Depending on your organization’s established trust and culture, employees might fear providing candid feedback. Creating a feedback email that goes to HR offers a passive way for all employees to share directly with the HR team if they see/hear/read something that is of concern. By providing this outlet, you provide a form of communication to signal to the employees that their opinions matter. “The lone act of establishing this email communicates to the employees the company WANTS to hear from employees.

Grow Your Culture

Have a dedicated group of culture champions leading different initiatives virtually and onsite to cultivate the company’s values in this new “normal”. Have the executive team create a charter of the role of this
“Culture Club”, the importance it should uphold, and the format in which the team should execute on these initiatives.

Promote Inclusivity

Ensure an adequate representation of the population you are trying to solve for is at the table.
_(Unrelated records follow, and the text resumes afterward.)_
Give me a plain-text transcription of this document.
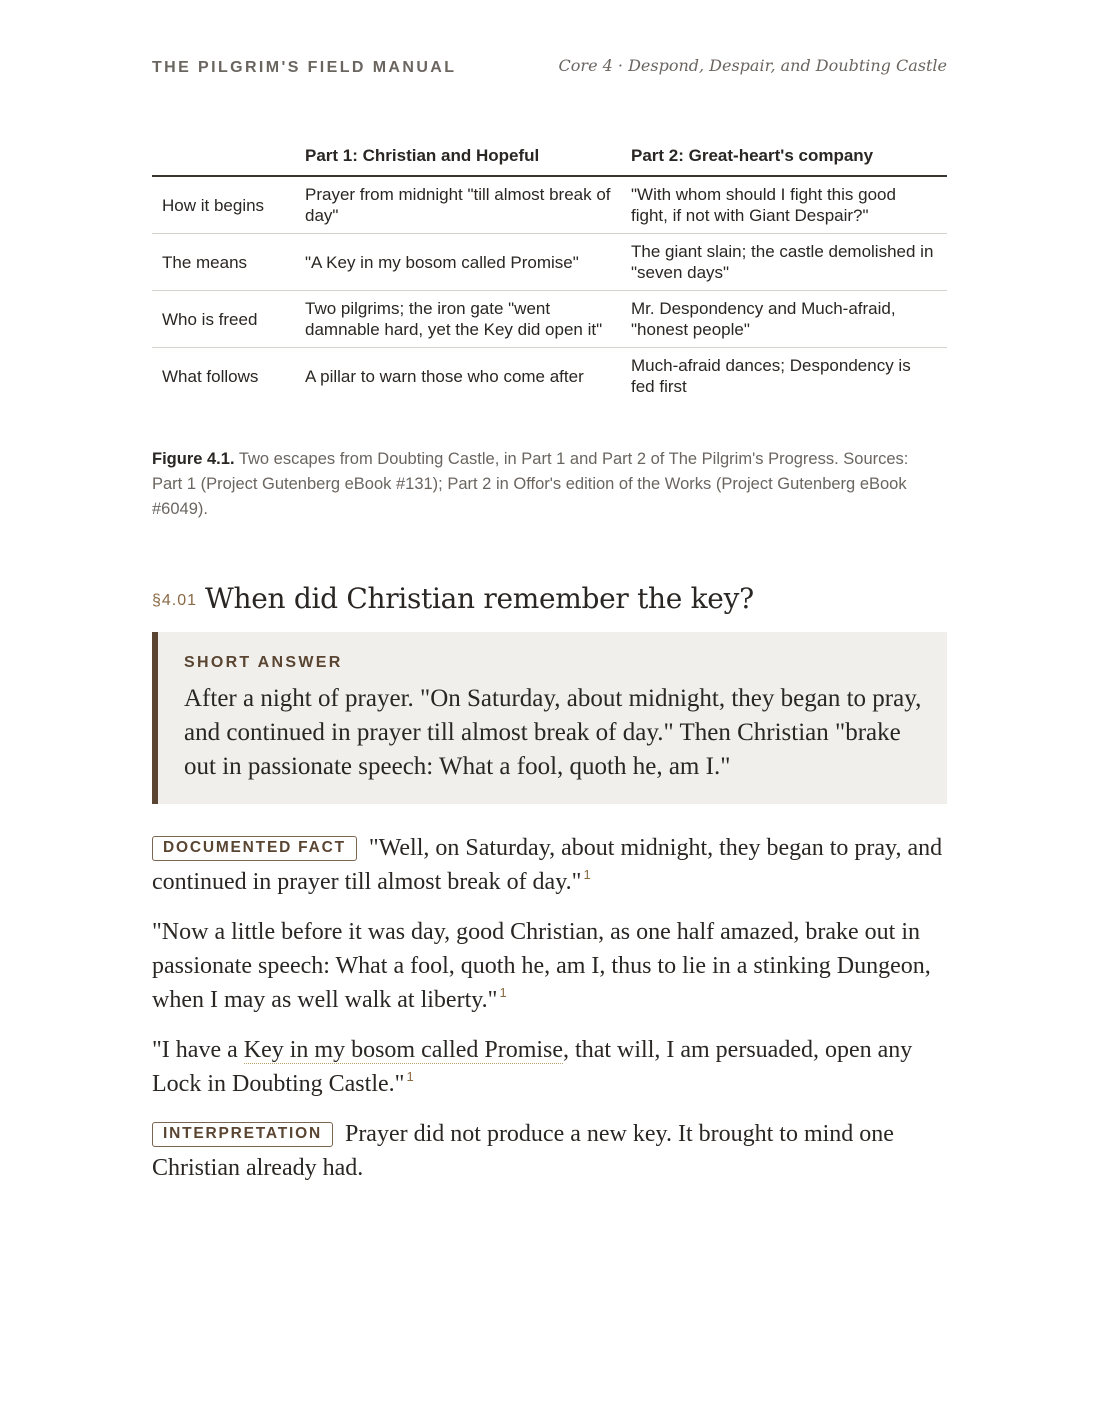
THE PILGRIM'S FIELD MANUAL	Core 4 · Despond, Despair, and Doubting Castle
	Part 1: Christian and Hopeful	Part 2: Great-heart's company
How it begins	Prayer from midnight "till almost break of day"	"With whom should I fight this good fight, if not with Giant Despair?"
The means	"A Key in my bosom called Promise"	The giant slain; the castle demolished in "seven days"
Who is freed	Two pilgrims; the iron gate "went damnable hard, yet the Key did open it"	Mr. Despondency and Much-afraid, "honest people"
What follows	A pillar to warn those who come after	Much-afraid dances; Despondency is fed first
Figure 4.1. Two escapes from Doubting Castle, in Part 1 and Part 2 of The Pilgrim's Progress. Sources: Part 1 (Project Gutenberg eBook #131); Part 2 in Offor's edition of the Works (Project Gutenberg eBook #6049).
§4.01 When did Christian remember the key?
SHORT ANSWER
After a night of prayer. "On Saturday, about midnight, they began to pray, and continued in prayer till almost break of day." Then Christian "brake out in passionate speech: What a fool, quoth he, am I."

DOCUMENTED FACT "Well, on Saturday, about midnight, they began to pray, and continued in prayer till almost break of day." $^1$

"Now a little before it was day, good Christian, as one half amazed, brake out in passionate speech: What a fool, quoth he, am I, thus to lie in a stinking Dungeon, when I may as well walk at liberty." $^1$

"I have a Key in my bosom called Promise, that will, I am persuaded, open any Lock in Doubting Castle." $^1$

INTERPRETATION Prayer did not produce a new key. It brought to mind one Christian already had.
Think about the re-allocation of funds to support other impactful initiatives affecting people’s lives right now as coffee and snacks aren’t the significant drivers these days.

For example: How can you reallocate funds to help support offsetting the extra burden of childcare? Personally, my children are self-sufficient and do not require constant care. Therefore, I am not the right person to be putting a plan together to support parents struggling with young children learning from home. I could be part of the solution, but those directly impacted by the issue will be more valuable in engaging solutions for the company.


Now that you’re armed with data and considerations, what’s next? What are the common themes, where are the opportunities? Problem-solving is where most leaders shine.

I would challenge you to think differently about the problems people are facing. These are complex and personal problems that are bleeding into the workplace. At SKG, we create cross-functional-team task forces to explore new ways to engage and support our staff. I would highly encourage organizations to solve problems differently than before we stepped into the evolving landscape of COVID-19.

The take-away here is employees have real and significantly different challenges. Get engaged, dig in, and listen to what they have to say. Getting your employees to connect to the business and engage in the vision is paramount right now.